L’Hass viene a passare

Il Fuerte da allora è stato relegato a prodotto di nicchia, e rappresentano solo circa il 2% del mercato californiano. Anziché, la parte del leone di avocado venduti oggi sono la varietà conosciuta come Hass, che fa rima con “pass.”

Ma se non fosse per un paio di bambini con palati precoci, il mondo potrebbe non aver mai assaggiato un avocado Hass, con il frutto che rimane una strana prelibatezza per i benestanti.

L’avocado Hass prende il nome da Rudolph Hass, un postino che viveva a La Habra, in California. Originario di Milwaukee, Hass si unì alle migliaia di americani che andarono in California negli anni ’20 e’ 30.

Dopo aver letto un opuscolo sui soldi da fare in avocado ranching, ha preso in prestito abbastanza soldi per comprare un piccolo appezzamento di terreno con alberi di avocado Fuerte su di esso. Alla fine del 1920, Hass ha acquistato alcuni semi di avocado per crescere portainnesto per il suo vivaio in erba. Uno di questi semi è cresciuto un albero divertente che ha respinto gli arti Fuerte che Hass voleva innestare su di esso-un processo che comporta la combinazione di due piante arboree con caratteristiche distinte. Stava per tagliare l’albero che si comportava male, ma i suoi figli gli dissero che questi strani piccoli avocado erano i loro preferiti, quindi cedette e tenne l’albero. Dopo averli provati lui stesso, pensava che avessero un potenziale di marketing e cominciò a venderli a persone al lavoro e in un mercato in città.

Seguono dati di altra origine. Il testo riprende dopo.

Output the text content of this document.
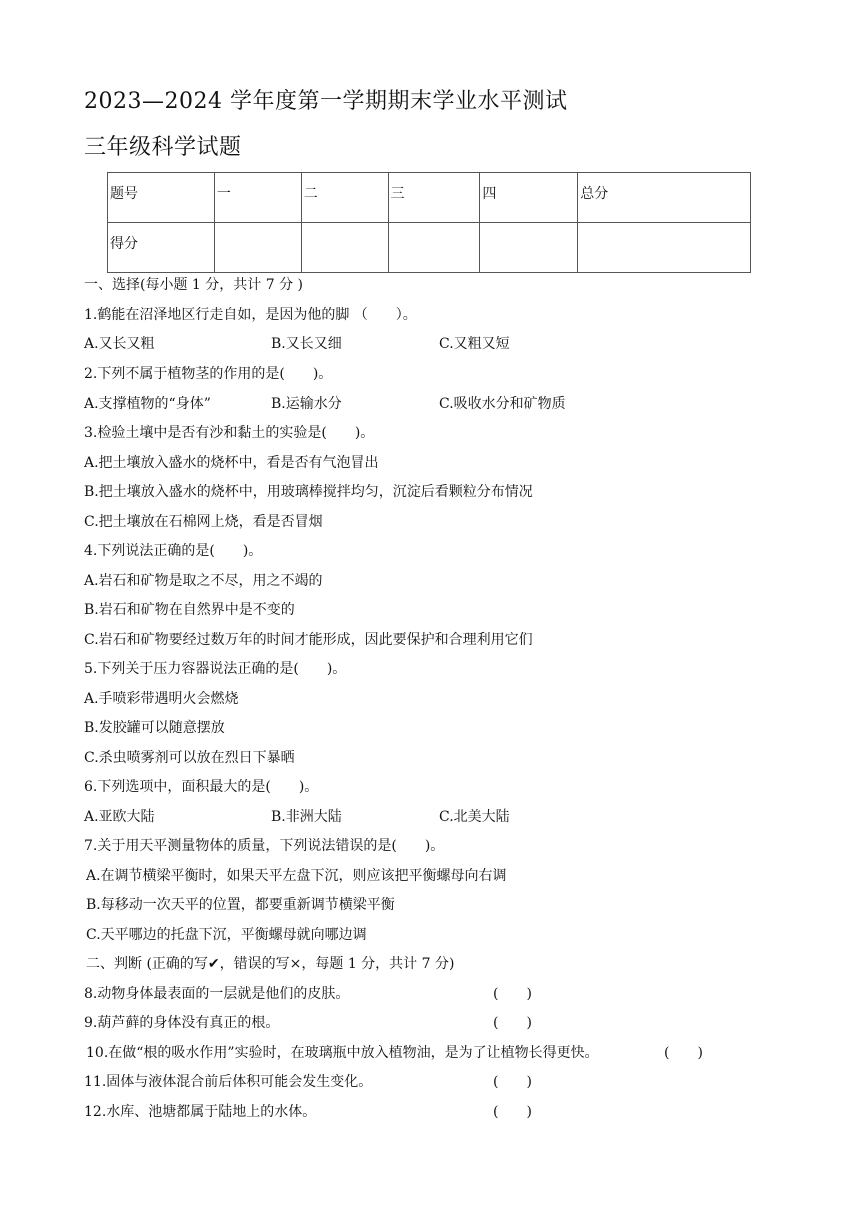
2023—2024 学年度第一学期期末学业水平测试
三年级科学试题
题号	一	二	三	四	总分
得分					
一、选择(每小题 1 分，共计 7 分 )
1.鹤能在沼泽地区行走自如，是因为他的脚 （　　）。
A.又长又粗	B.又长又细	C.又粗又短
2.下列不属于植物茎的作用的是(　　)。
A.支撑植物的“身体”	B.运输水分	C.吸收水分和矿物质
3.检验土壤中是否有沙和黏土的实验是(　　)。
A.把土壤放入盛水的烧杯中，看是否有气泡冒出
B.把土壤放入盛水的烧杯中，用玻璃棒搅拌均匀，沉淀后看颗粒分布情况
C.把土壤放在石棉网上烧，看是否冒烟
4.下列说法正确的是(　　)。
A.岩石和矿物是取之不尽，用之不竭的
B.岩石和矿物在自然界中是不变的
C.岩石和矿物要经过数万年的时间才能形成，因此要保护和合理利用它们
5.下列关于压力容器说法正确的是(　　)。
A.手喷彩带遇明火会燃烧
B.发胶罐可以随意摆放
C.杀虫喷雾剂可以放在烈日下暴晒
6.下列选项中，面积最大的是(　　)。
A.亚欧大陆	B.非洲大陆	C.北美大陆
7.关于用天平测量物体的质量，下列说法错误的是(　　)。
A.在调节横梁平衡时，如果天平左盘下沉，则应该把平衡螺母向右调
B.每移动一次天平的位置，都要重新调节横梁平衡
C.天平哪边的托盘下沉，平衡螺母就向哪边调
二、判断 (正确的写✔，错误的写×，每题 1 分，共计 7 分)
8.动物身体最表面的一层就是他们的皮肤。	(　　)
9.葫芦藓的身体没有真正的根。	(　　)
10.在做“根的吸水作用”实验时，在玻璃瓶中放入植物油，是为了让植物长得更快。	(　　)
11.固体与液体混合前后体积可能会发生变化。	(　　)
12.水库、池塘都属于陆地上的水体。	(　　)
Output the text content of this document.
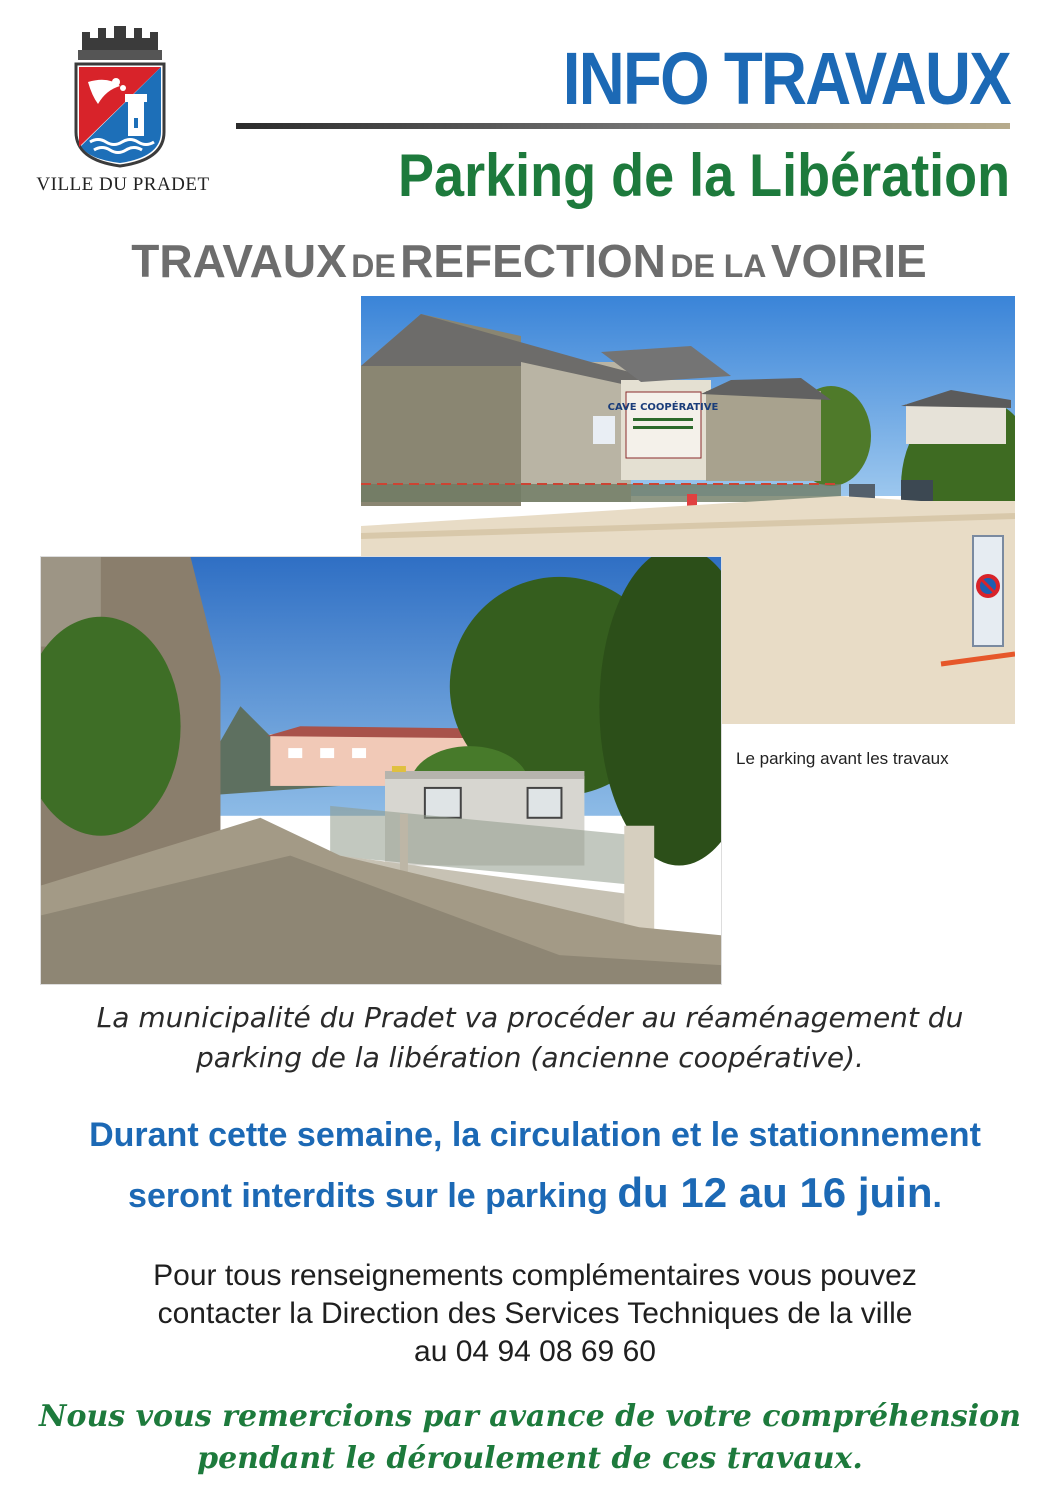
VILLE DU PRADET
INFO TRAVAUX
Parking de la Libération
TRAVAUX DE REFECTION DE LA VOIRIE
CAVE COOPÉRATIVE
Le parking avant les travaux

La municipalité du Pradet va procéder au réaménagement du

parking de la libération (ancienne coopérative).

Durant cette semaine, la circulation et le stationnement

seront interdits sur le parking du 12 au 16 juin.

Pour tous renseignements complémentaires vous pouvez

contacter la Direction des Services Techniques de la ville

au 04 94 08 69 60

Nous vous remercions par avance de votre compréhension

pendant le déroulement de ces travaux.
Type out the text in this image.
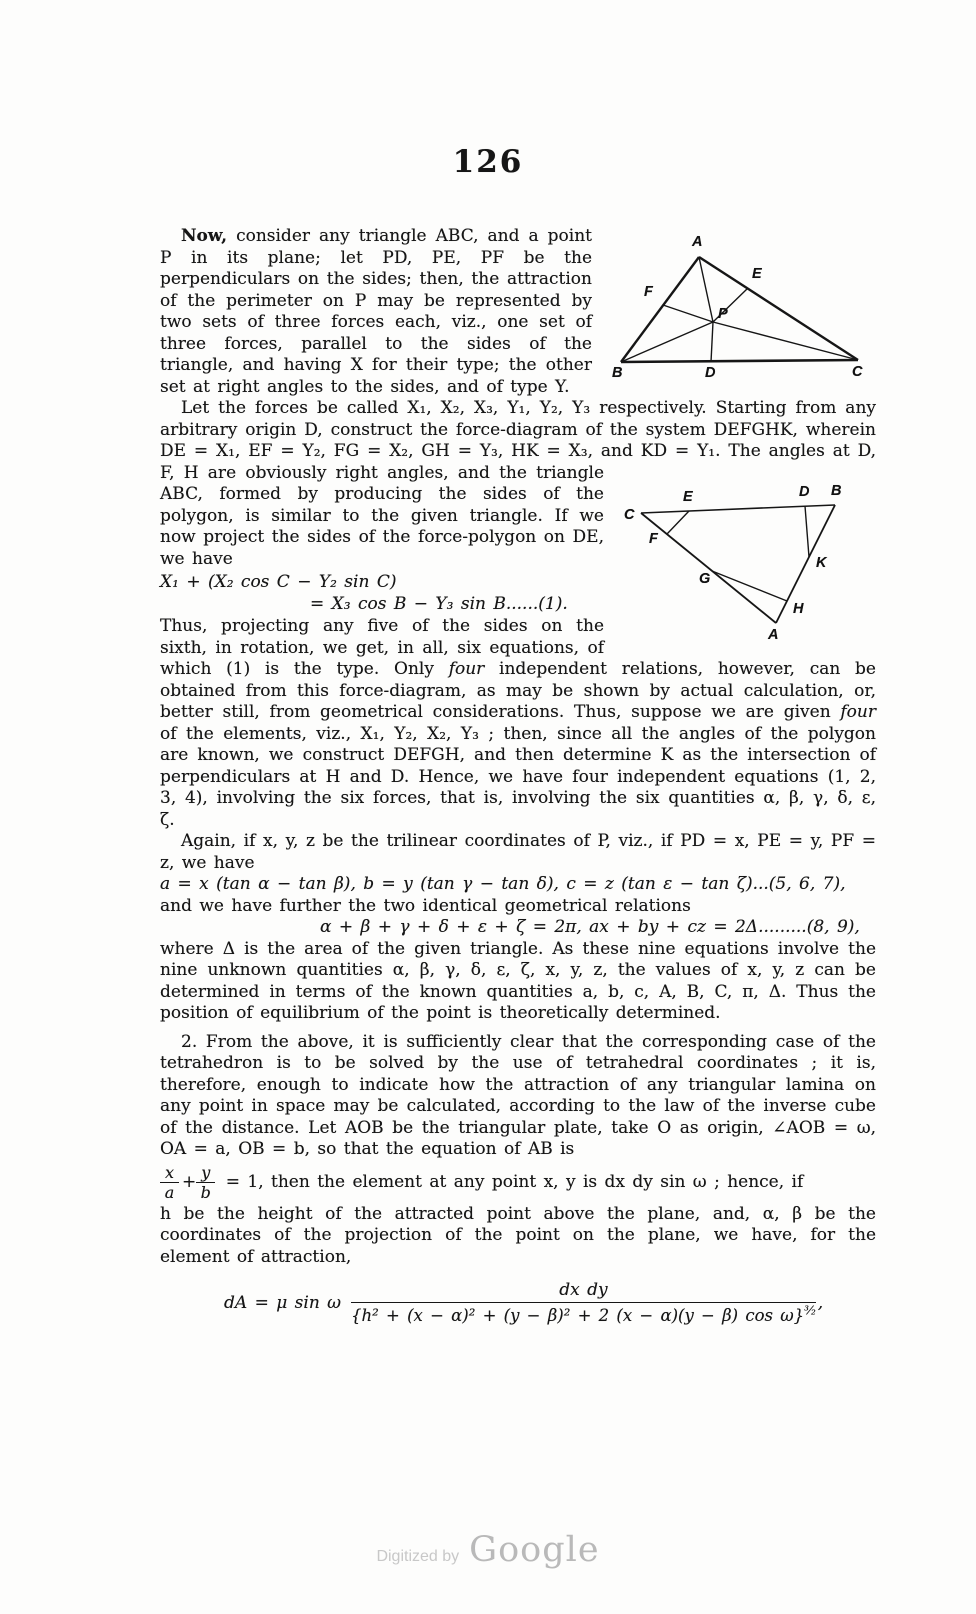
126

A
B	C
D
E
F
P
Now, consider any triangle ABC, and a point P in its plane; let PD, PE, PF be the perpendiculars on the sides; then, the attraction of the perimeter on P may be represented by two sets of three forces each, viz., one set of three forces, parallel to the sides of the triangle, and having X for their type; the other set at right angles to the sides, and of type Y.

Let the forces be called X₁, X₂, X₃, Y₁, Y₂, Y₃ respectively. Starting from any arbitrary origin D, construct the force-diagram of the system DEFGHK, wherein DE = X₁, EF = Y₂, FG = X₂, GH = Y₃, HK = X₃, and KD = Y₁. The angles at D, F, H are obviously right angles, and
C
E	D B
F
G
K
H
A
the triangle ABC, formed by producing the sides of the polygon, is similar to the given triangle. If we now project the sides of the force-polygon on DE, we have

X₁ + (X₂ cos C − Y₂ sin C)
= X₃ cos B − Y₃ sin B......(1).

Thus, projecting any five of the sides on the sixth, in rotation, we get, in all, six equations, of which (1) is the type. Only four independent relations, however, can be obtained from this force-diagram, as may be shown by actual calculation, or, better still, from geometrical considerations. Thus, suppose we are given four of the elements, viz., X₁, Y₂, X₂, Y₃ ; then, since all the angles of the polygon are known, we construct DEFGH, and then determine K as the intersection of perpendiculars at H and D. Hence, we have four independent equations (1, 2, 3, 4), involving the six forces, that is, involving the six quantities α, β, γ, δ, ε, ζ.

Again, if x, y, z be the trilinear coordinates of P, viz., if PD = x, PE = y, PF = z, we have

a = x (tan α − tan β), b = y (tan γ − tan δ), c = z (tan ε − tan ζ)...(5, 6, 7),

and we have further the two identical geometrical relations

α + β + γ + δ + ε + ζ = 2π, ax + by + cz = 2Δ.........(8, 9),

where Δ is the area of the given triangle. As these nine equations involve the nine unknown quantities α, β, γ, δ, ε, ζ, x, y, z, the values of x, y, z can be determined in terms of the known quantities a, b, c, A, B, C, π, Δ. Thus the position of equilibrium of the point is theoretically determined.

2. From the above, it is sufficiently clear that the corresponding case of the tetrahedron is to be solved by the use of tetrahedral coordinates ; it is, therefore, enough to indicate how the attraction of any triangular lamina on any point in space may be calculated, according to the law of the inverse cube of the distance. Let AOB be the triangular plate, take O as origin, ∠AOB = ω, OA = a, OB = b, so that the equation of AB is

$\frac{x}{a} + \frac{y}{b} = 1$, then the element at any point x, y is dx dy sin ω ; hence, if

h be the height of the attracted point above the plane, and, α, β be the coordinates of the projection of the point on the plane, we have, for the element of attraction,

dA = μ sin ω $\frac{\text{dx dy}}{\{h^2 + (x - \alpha)^2 + (y - \beta)^2 + 2 (x - \alpha)(y - \beta) \cos \omega\}^{^3⁄_2}}$ ,
Digitized by Google
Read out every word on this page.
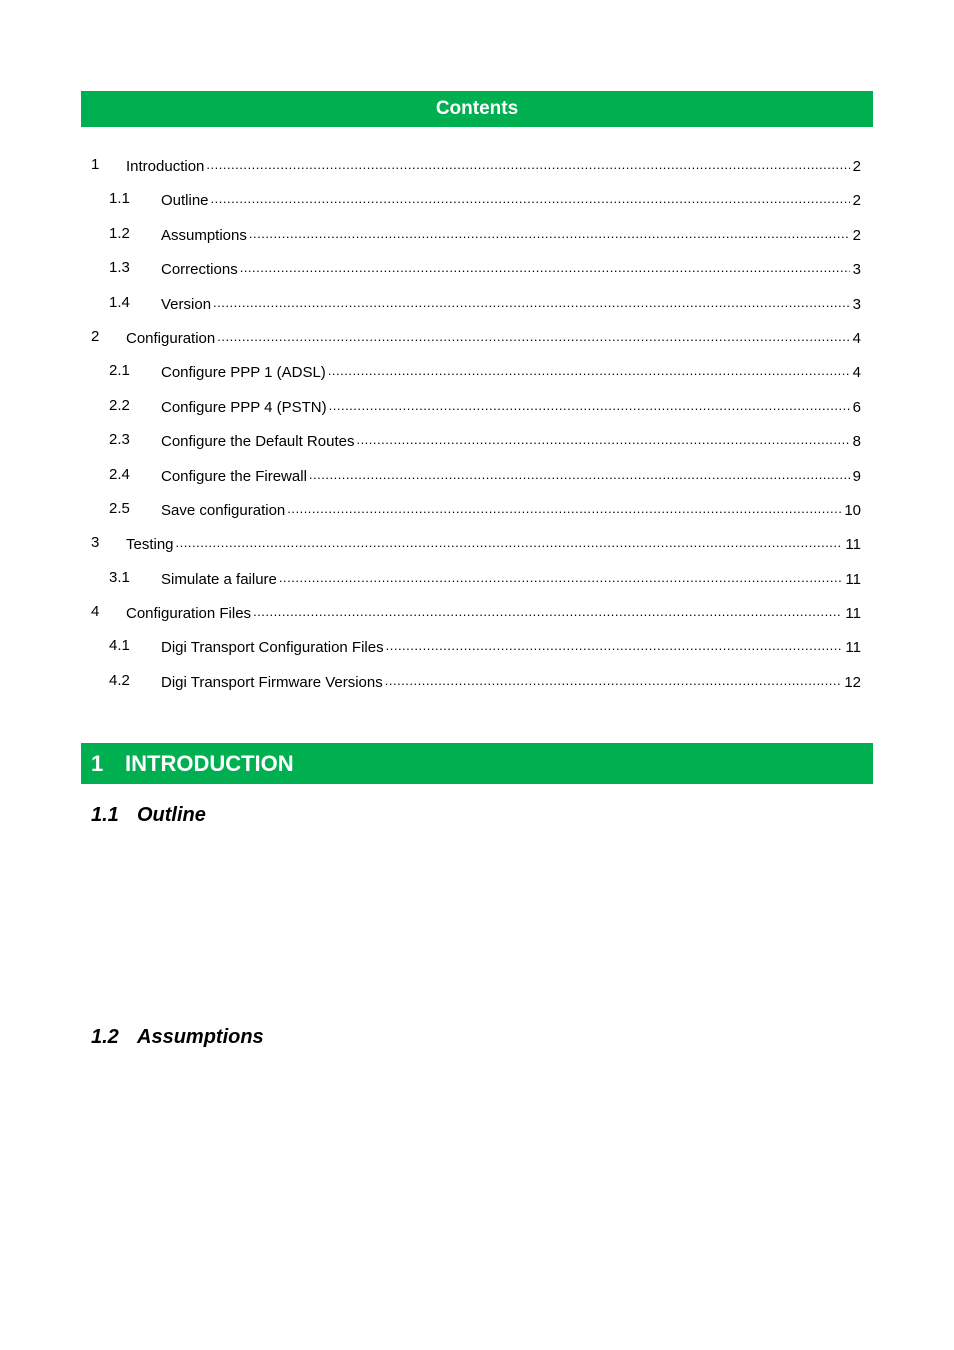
Contents
1 Introduction .....	2
1.1 Outline .....	2
1.2 Assumptions .....	2
1.3 Corrections .....	3
1.4 Version .....	3
2 Configuration .....	4
2.1 Configure PPP 1 (ADSL) .....	4
2.2 Configure PPP 4 (PSTN) .....	6
2.3 Configure the Default Routes .....	8
2.4 Configure the Firewall .....	9
2.5 Save configuration .....	10
3 Testing .....	11
3.1 Simulate a failure .....	11
4 Configuration Files .....	11
4.1 Digi Transport Configuration Files .....	11
4.2 Digi Transport Firmware Versions .....	12
1 INTRODUCTION
1.1 Outline
1.2 Assumptions
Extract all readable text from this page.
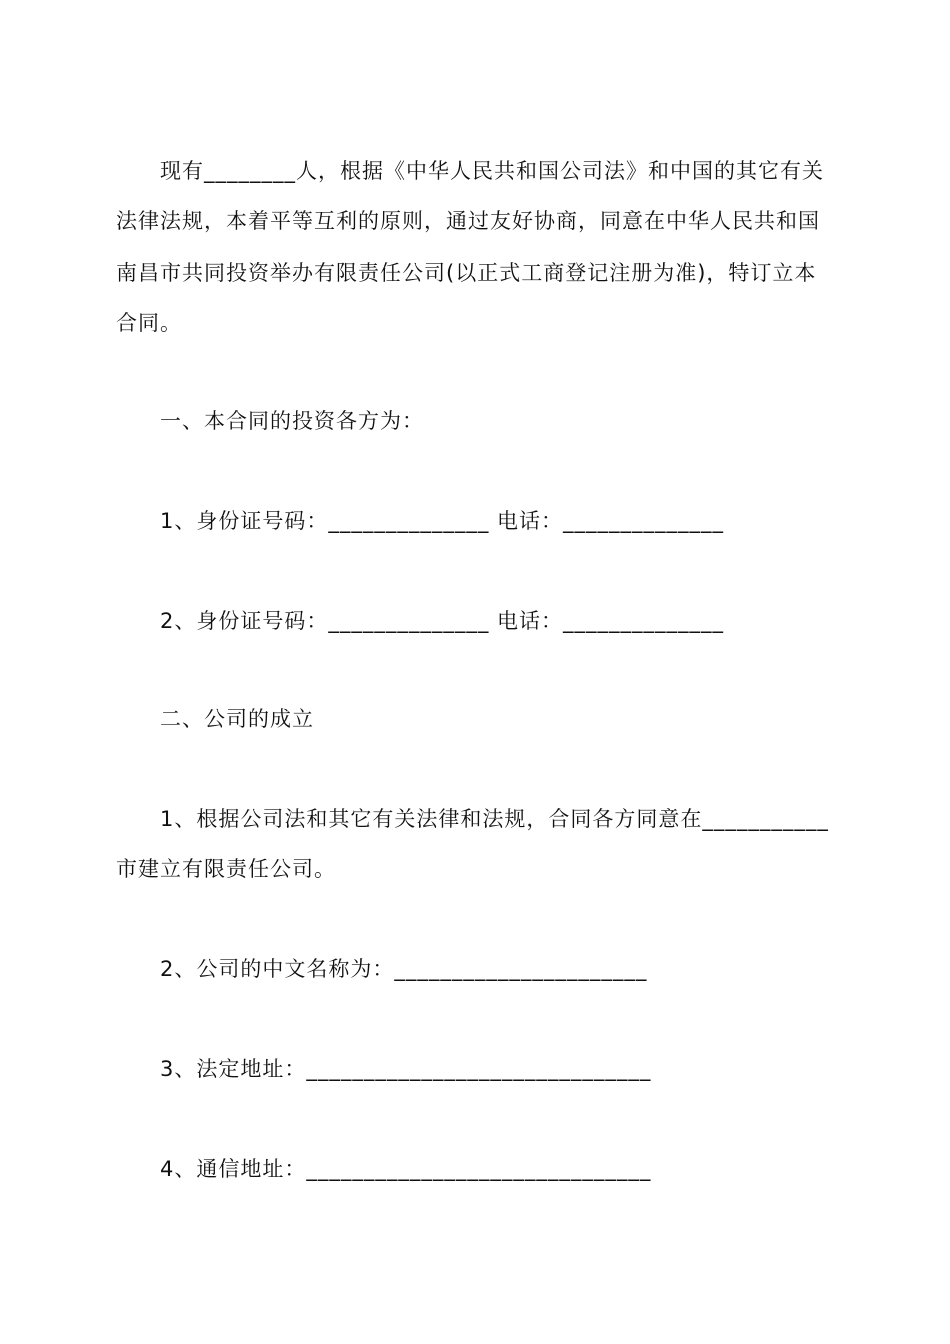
现有________人，根据《中华人民共和国公司法》和中国的其它有关
法律法规，本着平等互利的原则，通过友好协商，同意在中华人民共和国
南昌市共同投资举办有限责任公司(以正式工商登记注册为准)，特订立本
合同。
一、本合同的投资各方为：
1、身份证号码：______________ 电话：______________
2、身份证号码：______________ 电话：______________
二、公司的成立
1、根据公司法和其它有关法律和法规，合同各方同意在___________
市建立有限责任公司。
2、公司的中文名称为：______________________
3、法定地址：______________________________
4、通信地址：______________________________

Hass avocado lentamente preso piede, e nel 1935 Hass brevettato l’albero, il primo brevetto assegnato per un albero in America. Ma la maggior parte dei coltivatori, invece di comprare il suo albero, ha eluso il suo brevetto e ha semplicemente innestato le loro talee. Questa pratica era illegale, ma l’applicazione nel 1930 era spotty.

L’avocado Hass è ovunque, ma il suo creatore non ha mai incassato. Jamie Squire / Getty Images

Oggi, gli americani mangiano 100 milioni di sterline di avocado su Super Bowl Domenica, e Hass avrebbe dovuto morire un uomo ricco. Invece, non ha mai guadagnato abbastanza per lasciare l’ufficio postale. Si stima che abbia fatto solo circa 5.000 dollari sul brevetto nella sua vita.